Abstract Expressionism

23.02.2017 |

Episode #8 of the course Art movements of Modern Art by Cameron MacDonald


Until World War II, the cornucopia of contemporary art was Europe, where a myriad of aesthetic “-isms” had emerged in reaction to representational, traditional techniques. From Cubism to Expressionism, Surrealism to Futurism, the Modernist artistic movements of the 1910s to 1930s were not so much a singular step away from the Old Masters as they were a frantic explosion of new and profound applications with bold, idealistic stances and manifestos. From across the Atlantic, a small coterie of emerging American artists (later known as The New York School) were studying these movements, both in dismay and awe.

 

Arshile Gorky. Garden in Sochi, 1943. Oil on canvas, 31” x 39”. Museum of Modern Art, New York, USA.

 

Arshile Gorky. The Liver Is The Cock’s Comb, 1944. Oil on canvas, 73 ¼” x 98”. Albright-Knox Art Gallery, Buffalo, New York, USA.

 

The term “abstract expressionism” was first coined by art historian Alfred Barr Jr. in 1929 when describing the work of Wassily Kandinsky. Kandinsky’s nonfigurative style, as well as the surrealist works of André Breton and Max Ernst, were all major influences on Armenian-American painter Arshile Gorky, considered to be a key figure in the emergence of Abstract Expressionism. Gorky’s artistic innovations, such as his attention to natural, biomorphic shapes and the texture of the medium itself, are exemplified in his work Garden in Sochi. What differentiates Gorky’s work from that of the surrealists and expressionists before him is his ability to disregard representation completely, replaced with an intense and romantic dynamicism based on improvisatory technique. There was no manifesto for the work that Gorky was pursuing, and this would inspire a plethora of artists disillusioned by the institutionalization of expressive and creative freedom.

 

Jackson Pollock. White Light, 1954. Oil, enamel, and aluminum paint on canvas, 48 ¼” x 38 ¼”. Museum of Modern Art, New York, USA (Sidney and Harriet Janis Collection).

 

Jackson Pollock. Autumn Rhythm, 1950. Enamel on canvas, 105” x 207”. Metropolitan Museum of Art, New York, USA.

 

Perhaps it is the New York School poet and art critic Frank O’Hara who describes the movement best: “You just go on your nerve.” There were several techniques that emerged meant to capture the spontaneity and liberation that art could provide in a time of political and ideological collapse. For example, Jackson Pollock developed the widely recognized drip technique or action painting, in which the whole body was utilized to splatter, splash, or fling paint across large canvases.
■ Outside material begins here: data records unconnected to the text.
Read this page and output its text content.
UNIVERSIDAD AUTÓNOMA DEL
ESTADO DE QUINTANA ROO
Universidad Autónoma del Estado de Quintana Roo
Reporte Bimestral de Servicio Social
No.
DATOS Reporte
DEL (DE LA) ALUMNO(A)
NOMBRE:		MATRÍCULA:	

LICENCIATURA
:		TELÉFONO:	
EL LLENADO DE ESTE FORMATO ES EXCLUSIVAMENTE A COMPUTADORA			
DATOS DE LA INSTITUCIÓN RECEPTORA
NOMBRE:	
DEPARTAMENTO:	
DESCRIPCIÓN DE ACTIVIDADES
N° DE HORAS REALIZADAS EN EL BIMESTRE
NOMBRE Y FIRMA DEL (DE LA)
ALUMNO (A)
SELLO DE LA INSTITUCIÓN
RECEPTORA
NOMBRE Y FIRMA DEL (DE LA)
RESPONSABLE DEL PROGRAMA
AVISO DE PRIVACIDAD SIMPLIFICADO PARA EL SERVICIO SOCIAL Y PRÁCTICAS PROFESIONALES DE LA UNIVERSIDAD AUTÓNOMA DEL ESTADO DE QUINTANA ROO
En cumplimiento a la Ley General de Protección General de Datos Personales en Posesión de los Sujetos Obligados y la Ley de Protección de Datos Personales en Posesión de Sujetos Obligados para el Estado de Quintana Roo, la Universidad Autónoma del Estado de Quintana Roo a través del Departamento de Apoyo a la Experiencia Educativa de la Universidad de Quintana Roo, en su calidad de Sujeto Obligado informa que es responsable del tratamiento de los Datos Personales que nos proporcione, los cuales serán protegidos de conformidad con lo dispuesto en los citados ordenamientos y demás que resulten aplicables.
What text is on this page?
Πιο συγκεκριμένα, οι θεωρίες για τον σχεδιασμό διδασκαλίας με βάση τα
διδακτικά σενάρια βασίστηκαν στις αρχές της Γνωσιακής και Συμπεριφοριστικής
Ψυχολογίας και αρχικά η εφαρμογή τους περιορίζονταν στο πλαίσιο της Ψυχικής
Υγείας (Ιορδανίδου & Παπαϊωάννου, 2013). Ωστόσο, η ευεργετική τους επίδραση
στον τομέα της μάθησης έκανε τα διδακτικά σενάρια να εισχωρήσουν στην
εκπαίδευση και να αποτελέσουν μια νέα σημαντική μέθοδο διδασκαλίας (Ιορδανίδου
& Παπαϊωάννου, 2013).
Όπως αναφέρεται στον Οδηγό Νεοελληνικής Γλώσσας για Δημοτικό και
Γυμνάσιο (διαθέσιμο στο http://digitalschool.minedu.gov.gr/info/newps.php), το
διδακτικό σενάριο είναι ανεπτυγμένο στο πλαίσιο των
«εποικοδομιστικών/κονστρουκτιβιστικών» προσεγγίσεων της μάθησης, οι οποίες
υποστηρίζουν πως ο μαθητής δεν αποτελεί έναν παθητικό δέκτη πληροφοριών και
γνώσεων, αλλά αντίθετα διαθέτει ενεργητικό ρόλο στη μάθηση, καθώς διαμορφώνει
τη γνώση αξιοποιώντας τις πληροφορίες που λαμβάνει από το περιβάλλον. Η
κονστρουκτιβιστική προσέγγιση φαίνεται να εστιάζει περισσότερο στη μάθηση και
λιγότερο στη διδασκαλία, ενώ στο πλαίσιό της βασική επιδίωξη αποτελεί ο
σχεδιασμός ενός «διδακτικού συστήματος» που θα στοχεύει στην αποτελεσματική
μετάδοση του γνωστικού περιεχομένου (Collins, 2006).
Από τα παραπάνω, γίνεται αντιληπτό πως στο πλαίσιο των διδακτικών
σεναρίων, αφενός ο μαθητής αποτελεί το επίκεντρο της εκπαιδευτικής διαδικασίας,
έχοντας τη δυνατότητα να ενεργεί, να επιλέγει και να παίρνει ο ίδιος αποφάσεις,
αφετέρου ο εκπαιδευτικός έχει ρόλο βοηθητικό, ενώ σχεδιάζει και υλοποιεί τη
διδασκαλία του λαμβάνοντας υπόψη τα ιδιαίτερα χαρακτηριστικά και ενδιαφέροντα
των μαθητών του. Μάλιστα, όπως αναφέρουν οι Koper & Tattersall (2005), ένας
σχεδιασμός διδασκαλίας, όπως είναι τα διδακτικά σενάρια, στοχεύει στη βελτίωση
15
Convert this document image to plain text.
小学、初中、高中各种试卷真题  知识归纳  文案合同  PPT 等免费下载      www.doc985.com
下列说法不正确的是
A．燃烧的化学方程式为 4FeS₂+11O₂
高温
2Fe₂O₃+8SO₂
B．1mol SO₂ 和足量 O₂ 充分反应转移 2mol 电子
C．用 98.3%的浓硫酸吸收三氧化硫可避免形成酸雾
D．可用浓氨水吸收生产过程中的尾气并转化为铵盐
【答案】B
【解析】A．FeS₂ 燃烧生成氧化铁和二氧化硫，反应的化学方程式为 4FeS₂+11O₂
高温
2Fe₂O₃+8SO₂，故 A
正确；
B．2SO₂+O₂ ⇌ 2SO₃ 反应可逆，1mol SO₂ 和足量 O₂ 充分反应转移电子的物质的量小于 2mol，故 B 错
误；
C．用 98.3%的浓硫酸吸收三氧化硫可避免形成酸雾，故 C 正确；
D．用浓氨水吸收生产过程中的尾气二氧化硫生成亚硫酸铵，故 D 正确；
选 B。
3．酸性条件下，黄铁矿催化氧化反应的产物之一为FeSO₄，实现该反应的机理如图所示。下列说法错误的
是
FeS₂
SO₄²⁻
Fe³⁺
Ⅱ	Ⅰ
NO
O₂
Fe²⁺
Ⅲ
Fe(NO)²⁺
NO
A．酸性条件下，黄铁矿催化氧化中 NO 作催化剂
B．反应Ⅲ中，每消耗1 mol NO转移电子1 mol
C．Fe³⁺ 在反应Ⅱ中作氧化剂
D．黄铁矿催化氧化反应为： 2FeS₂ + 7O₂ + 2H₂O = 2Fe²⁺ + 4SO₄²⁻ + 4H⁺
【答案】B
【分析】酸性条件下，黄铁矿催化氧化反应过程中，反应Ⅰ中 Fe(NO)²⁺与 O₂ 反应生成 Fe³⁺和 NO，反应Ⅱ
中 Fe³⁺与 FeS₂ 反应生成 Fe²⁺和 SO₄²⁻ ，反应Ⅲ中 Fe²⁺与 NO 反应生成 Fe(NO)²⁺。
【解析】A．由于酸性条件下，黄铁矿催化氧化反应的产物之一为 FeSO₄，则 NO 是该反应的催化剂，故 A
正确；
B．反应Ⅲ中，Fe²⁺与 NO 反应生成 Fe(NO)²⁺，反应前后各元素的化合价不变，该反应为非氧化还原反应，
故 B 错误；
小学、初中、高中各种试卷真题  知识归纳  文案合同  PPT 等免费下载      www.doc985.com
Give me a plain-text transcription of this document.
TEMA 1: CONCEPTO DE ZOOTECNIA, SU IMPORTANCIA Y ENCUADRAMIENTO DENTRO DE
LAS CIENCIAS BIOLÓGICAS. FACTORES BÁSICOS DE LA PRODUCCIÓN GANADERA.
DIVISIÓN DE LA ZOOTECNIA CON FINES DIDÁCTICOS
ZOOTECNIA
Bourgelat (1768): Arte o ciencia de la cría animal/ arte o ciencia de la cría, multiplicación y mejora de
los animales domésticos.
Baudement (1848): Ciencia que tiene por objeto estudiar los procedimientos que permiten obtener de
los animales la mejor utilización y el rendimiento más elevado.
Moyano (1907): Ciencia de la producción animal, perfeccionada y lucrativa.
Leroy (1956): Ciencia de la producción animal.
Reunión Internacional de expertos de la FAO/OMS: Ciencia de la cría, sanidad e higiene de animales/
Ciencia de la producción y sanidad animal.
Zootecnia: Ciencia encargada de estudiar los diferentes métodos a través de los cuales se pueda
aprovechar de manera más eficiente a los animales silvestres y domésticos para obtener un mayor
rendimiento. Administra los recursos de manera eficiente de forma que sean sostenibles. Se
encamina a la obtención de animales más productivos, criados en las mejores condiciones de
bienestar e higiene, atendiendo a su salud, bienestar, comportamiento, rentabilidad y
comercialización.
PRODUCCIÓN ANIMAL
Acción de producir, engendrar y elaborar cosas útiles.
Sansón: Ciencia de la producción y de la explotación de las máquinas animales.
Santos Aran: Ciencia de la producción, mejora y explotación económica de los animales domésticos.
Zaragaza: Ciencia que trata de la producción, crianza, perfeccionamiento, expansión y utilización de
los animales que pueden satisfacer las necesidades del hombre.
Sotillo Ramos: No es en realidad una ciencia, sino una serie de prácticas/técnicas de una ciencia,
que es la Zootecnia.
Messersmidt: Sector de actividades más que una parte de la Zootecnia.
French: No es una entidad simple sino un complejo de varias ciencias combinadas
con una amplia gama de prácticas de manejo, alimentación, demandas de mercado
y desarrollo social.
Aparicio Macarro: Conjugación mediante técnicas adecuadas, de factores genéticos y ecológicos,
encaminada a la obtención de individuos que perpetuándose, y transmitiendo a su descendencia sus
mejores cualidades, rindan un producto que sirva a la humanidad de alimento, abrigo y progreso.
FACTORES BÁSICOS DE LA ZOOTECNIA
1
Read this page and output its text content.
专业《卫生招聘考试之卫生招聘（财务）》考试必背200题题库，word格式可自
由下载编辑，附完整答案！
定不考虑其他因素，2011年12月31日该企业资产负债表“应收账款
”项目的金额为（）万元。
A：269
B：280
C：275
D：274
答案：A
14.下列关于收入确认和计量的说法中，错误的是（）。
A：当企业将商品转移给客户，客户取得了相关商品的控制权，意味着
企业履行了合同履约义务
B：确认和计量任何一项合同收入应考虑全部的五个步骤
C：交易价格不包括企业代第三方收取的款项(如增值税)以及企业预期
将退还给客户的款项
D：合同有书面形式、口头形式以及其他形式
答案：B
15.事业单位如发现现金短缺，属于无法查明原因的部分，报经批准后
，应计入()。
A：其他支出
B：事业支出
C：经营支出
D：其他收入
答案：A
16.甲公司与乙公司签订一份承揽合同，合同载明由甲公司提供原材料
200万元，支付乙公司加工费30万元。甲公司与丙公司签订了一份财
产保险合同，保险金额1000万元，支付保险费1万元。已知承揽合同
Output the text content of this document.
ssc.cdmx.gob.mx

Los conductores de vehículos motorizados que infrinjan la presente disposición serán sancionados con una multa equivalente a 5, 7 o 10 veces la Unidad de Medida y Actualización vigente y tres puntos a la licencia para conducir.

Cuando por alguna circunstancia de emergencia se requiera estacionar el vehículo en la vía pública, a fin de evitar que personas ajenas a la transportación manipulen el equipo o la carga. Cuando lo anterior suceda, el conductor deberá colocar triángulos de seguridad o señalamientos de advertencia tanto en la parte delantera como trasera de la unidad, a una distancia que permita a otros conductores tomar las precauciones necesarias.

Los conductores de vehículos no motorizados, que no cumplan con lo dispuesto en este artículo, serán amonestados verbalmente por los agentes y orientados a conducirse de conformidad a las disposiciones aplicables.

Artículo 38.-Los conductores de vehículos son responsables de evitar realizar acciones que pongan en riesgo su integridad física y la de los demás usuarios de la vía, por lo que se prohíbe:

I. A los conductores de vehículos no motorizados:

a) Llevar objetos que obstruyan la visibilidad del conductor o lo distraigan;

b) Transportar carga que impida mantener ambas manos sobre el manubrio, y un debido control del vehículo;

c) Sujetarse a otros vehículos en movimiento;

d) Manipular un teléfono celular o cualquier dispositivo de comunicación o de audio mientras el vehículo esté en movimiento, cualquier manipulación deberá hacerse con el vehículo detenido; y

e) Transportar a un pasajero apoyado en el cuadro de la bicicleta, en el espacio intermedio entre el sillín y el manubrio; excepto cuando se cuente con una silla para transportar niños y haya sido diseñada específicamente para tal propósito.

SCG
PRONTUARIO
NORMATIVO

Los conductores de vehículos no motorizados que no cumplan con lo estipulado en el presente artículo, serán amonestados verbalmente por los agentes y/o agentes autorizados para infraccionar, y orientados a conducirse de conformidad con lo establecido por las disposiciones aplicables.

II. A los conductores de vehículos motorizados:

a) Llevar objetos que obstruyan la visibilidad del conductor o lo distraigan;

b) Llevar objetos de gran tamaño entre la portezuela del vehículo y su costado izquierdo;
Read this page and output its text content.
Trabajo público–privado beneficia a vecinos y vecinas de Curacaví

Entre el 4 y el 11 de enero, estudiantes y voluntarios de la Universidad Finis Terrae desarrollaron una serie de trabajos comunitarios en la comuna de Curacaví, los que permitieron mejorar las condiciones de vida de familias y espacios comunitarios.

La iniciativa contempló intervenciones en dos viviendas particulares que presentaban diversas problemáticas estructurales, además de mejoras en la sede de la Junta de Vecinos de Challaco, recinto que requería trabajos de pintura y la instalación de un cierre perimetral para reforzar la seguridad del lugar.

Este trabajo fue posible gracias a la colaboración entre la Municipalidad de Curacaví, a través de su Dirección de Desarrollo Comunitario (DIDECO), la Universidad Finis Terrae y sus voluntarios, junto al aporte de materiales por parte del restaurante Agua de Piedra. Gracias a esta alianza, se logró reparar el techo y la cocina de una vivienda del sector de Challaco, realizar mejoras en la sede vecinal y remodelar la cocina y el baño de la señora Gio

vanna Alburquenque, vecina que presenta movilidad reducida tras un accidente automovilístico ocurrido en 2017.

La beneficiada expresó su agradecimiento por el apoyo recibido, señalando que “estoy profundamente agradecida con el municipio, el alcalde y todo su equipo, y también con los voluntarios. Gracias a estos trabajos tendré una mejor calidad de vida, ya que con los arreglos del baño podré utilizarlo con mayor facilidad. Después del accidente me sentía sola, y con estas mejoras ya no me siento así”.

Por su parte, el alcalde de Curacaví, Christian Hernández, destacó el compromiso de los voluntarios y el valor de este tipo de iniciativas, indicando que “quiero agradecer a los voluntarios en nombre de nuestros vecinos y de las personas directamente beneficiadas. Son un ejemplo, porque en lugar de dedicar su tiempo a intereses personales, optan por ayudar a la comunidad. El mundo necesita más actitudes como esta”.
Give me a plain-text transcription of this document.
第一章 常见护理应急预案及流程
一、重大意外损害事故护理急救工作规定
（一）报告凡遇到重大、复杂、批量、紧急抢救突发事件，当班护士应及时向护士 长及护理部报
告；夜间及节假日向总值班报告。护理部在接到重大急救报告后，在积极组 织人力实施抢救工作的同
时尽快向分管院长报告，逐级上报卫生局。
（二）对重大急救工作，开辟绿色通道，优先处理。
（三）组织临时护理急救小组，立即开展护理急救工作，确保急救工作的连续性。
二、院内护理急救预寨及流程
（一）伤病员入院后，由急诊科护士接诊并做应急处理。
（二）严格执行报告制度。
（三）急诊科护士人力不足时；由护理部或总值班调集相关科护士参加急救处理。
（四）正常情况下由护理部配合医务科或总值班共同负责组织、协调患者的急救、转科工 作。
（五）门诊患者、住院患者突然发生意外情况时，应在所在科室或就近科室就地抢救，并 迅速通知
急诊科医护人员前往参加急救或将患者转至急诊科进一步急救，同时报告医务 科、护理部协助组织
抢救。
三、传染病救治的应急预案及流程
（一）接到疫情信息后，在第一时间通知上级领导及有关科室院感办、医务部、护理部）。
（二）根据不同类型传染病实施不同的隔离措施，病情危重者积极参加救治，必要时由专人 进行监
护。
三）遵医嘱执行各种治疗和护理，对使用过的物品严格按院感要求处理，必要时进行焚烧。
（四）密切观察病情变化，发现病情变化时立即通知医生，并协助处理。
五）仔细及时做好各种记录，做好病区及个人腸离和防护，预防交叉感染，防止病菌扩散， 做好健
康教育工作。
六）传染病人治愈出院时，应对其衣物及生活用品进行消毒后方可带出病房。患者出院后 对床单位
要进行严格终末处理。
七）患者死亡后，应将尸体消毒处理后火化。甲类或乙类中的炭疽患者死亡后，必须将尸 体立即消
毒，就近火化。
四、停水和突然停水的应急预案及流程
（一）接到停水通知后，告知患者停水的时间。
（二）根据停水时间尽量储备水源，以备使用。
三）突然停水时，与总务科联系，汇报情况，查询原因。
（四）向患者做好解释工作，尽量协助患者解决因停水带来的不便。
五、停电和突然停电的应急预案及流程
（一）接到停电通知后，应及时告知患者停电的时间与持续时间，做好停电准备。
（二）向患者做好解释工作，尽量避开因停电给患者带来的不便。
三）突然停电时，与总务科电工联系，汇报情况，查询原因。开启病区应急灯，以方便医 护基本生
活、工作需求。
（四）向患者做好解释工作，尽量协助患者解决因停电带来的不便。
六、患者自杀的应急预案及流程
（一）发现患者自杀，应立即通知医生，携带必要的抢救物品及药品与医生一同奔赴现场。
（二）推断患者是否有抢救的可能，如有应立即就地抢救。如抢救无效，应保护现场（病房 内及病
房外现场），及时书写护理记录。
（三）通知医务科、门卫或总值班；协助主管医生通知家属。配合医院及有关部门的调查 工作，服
The aim of Pollock’s technique is highlighted in art critic Harold Rosenberg’s prolific essay “The American Action Painters” (1952), which states that “what was to go on the canvas was not a picture but an event.” Overall, Pollock’s revolutionary painting style brought vitality, energy, and life back into painting.

 

Franz Kline. Painting Number 2, 1954. Oil on canvas, 6’ 8 1/2″ x 8’ 11″. Museum of Modern Art, New York, USA.

 

Mark Rothko. No. 3/No. 13 (Magenta, Black, Green on Orange), 1949. Oil on canvas, 85 3/8″ × 65″. Museum of Modern Art, New York, USA.

 

As such, it was the very act of painting that was highlighted above the subject matter. From the violent palettes and brushstrokes of Willem de Kooning to the soft yet penetrating use of color in a Mark Rothko piece (whose work would coincide and anticipate the Color Field and Minimalism movements), the Abstract Expressionists put America on the art world map by the late 1940s to early 1950s. Along with Pollock, de Kooning, and Rothko, as well figures such as Hans Hoffman and Robert Motherwell, Franz Kline made a considerable impact on this rising form of artistic expression, particularly through his abstraction and awareness of the painterly surface. In Painting Number 2, Kline’s thick slashes of black across a white canvas would become his signature. Both architectural and calligraphic, splotchy and bold, Kline captures some of Pollock’s visceral technique while channeling the minimalism of Barnett Newman.

By the end of the 1950s, the gestural and corporeal vitality of the Abstract Expressionists began to wane. The movement was critiqued for its impervious abstraction and contradictory “antimodern” motives, thus making way for a return to the material and objective through Pop Art.